Field irrigation puts people and the environment to the test, above all in regions with low rainfall. The removal of freshwater from the rivers is often larger than the amount gained back from the rain. In addition, more than 25% of water provisions are often lost due to evaporation or seepage when transported over long distances via irrigation systems. This could be avoided through the use of closed pipes.

To avoid the damaging effects of pesticides and fertilisers for water dwellers, a more responsible use of these substances is necessary. This includes compliance with restricted periods for slurry exportation – the use of fertilisers should be particularly restricted in winter and autumn, as the ground is not extensively planted at this time and chemical processes to break up the slurry is slow due to low temperatures. In addition high precipitation increases the wash-out of the nutrients into the adjacent ditches. This approach, however, receives a lot of criticism from farmers concerned about their yields.

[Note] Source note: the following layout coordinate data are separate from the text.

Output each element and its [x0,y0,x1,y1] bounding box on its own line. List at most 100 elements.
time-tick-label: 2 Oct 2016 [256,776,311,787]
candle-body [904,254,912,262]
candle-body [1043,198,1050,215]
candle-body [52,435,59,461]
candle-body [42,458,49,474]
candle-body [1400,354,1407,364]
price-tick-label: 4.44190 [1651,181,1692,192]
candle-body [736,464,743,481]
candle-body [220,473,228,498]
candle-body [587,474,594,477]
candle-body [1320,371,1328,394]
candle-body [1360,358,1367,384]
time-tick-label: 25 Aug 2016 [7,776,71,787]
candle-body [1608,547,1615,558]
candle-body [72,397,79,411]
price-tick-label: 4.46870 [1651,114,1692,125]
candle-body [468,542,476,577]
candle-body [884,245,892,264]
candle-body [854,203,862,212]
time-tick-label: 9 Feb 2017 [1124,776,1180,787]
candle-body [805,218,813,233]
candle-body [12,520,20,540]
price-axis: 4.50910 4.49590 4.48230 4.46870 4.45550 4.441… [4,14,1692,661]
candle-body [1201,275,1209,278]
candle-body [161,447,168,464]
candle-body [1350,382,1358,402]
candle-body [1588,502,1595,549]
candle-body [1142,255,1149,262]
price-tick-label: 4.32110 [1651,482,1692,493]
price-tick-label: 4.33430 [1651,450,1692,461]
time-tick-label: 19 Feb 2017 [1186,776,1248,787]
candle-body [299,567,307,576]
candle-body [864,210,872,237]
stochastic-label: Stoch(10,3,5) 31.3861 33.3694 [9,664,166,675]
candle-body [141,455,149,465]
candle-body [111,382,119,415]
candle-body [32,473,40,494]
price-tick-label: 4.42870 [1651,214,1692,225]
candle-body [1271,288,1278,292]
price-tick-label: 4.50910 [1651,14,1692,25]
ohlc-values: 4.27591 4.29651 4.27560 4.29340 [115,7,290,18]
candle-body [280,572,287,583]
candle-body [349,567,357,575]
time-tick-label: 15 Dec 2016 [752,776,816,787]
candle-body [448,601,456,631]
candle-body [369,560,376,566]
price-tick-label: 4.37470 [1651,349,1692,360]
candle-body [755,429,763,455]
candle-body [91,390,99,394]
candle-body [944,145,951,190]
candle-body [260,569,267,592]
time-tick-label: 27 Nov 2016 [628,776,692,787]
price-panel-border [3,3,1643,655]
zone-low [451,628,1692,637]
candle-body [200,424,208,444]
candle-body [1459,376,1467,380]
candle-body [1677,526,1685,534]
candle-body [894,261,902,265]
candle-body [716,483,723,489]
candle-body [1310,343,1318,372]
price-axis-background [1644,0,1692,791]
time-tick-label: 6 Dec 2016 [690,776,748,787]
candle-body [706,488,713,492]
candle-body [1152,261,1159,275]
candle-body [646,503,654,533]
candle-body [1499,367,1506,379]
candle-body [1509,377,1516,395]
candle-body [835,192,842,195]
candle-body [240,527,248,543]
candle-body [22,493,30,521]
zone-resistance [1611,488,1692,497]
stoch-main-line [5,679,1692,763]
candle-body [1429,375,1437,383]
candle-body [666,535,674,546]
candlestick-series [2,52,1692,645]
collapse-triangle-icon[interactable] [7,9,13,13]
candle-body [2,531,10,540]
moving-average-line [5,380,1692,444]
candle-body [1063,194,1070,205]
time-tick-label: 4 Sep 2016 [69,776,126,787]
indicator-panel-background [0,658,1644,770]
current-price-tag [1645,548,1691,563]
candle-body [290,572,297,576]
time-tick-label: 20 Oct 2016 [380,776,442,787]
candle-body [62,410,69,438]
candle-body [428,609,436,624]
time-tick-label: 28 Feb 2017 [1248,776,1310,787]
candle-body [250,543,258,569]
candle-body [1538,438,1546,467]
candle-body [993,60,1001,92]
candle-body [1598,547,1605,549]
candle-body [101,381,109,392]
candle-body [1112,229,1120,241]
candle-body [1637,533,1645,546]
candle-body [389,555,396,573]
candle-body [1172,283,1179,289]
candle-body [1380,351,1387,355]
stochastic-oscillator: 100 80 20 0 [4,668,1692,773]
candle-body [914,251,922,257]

In addition, protective areas between farmland and water could help reduce the entrance of undesirable substances into the water. A mere 10-25 Meter wide strip is sufficient toe effectively disrupt nutrient input into the water courses and also helps to prevent pesticides to reach them. These protective areas are called ‘riparian strips’ and feature bankside plants which take up harmful substances from farmland like a filter, and break them down. At the same time, they offer shelter for many species and are often used as spawning grounds by many fish and amphibians.